The version of the “Diagnostic and Statistical Manual of Mental Disorders” (DSM) clinicians used at the time listed 12 criteria for the condition relating to social difficulties, communication problems, and restricted interests or repetitive behaviors.
But one aspect of the work is notable: Clinicians in Western Australia rated the severity of behaviors related to each of the criteria on a scale from 0 to 3, with 3 representing the greatest severity. By contrast, clinicians in most countries simply note whether a child meets each of the criteria.
“What the Australians do is unique,” says Eric Fombonne, professor of psychiatry at Oregon Health and Science University in Portland, who was not involved in the study. “The severity of symptoms is something that has been difficult to track in studies.”
The proportion of people with autism rated as a ‘3’ on three or more of the diagnostic criteria dropped from 16 percent in 2000 to 1.6 percent in 2006, the researchers found. Over the same period, the proportion of people rated as a ‘0’ on three or more criteria rose from 58.5 percent to 86.6 percent.

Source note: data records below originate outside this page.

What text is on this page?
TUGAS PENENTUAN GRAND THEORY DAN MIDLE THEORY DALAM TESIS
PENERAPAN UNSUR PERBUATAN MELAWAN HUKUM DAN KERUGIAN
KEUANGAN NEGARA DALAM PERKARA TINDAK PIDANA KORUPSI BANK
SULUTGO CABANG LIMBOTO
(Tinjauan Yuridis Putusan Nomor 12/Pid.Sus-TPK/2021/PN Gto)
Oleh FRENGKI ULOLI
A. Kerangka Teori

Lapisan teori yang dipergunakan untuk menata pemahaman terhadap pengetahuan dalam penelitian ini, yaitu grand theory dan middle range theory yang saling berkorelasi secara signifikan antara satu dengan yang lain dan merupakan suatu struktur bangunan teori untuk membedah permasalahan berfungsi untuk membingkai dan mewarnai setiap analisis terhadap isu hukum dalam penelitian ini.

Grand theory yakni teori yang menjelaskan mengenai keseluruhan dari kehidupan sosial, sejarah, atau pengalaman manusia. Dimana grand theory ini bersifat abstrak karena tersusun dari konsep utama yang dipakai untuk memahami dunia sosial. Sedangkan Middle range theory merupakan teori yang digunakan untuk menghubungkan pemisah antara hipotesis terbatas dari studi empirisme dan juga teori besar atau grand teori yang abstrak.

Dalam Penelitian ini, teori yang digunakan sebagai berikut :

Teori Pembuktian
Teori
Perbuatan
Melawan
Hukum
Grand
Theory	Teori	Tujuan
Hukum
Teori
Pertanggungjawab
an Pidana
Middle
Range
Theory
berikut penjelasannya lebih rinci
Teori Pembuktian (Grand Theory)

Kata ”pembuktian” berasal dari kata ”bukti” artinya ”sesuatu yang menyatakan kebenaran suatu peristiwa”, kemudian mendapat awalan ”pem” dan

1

The researchers saw shifts in severity across all types of autism features, including social difficulties, communication problems, restricted interests and repetitive behaviors. These shifts did not vary significantly by the age or sex of the individuals.
Increased overall awareness of autism may contribute to the diminishing proportion of severe cases, Whitehouse says. Government policies that incentivize parents to seek a diagnosis in order to access services may also be a factor, he says.
Studies suggest that changes in diagnostic criteria have played a role in the overall uptick in autism prevalence. But the new study controlled for this factor, because there was no change in criteria over the six years the study covers.
“What shocked me the most is that these changes occurred many years after the last change in the DSM,” Whitehouse says. “So it actually shows us that, as clinicians, our interpretation of diagnostic criteria is a living and evolving thing.”
The study covers a relatively short time period, and it is unclear whether the results generalize to other parts of the world. “But the fact that they still found this is telling you something,” Fombonne says.
Replicating the findings in a larger population might help researchers pinpoint which diagnostic criteria show the greatest shifts in severity — and in doing so, better define the core features of autism.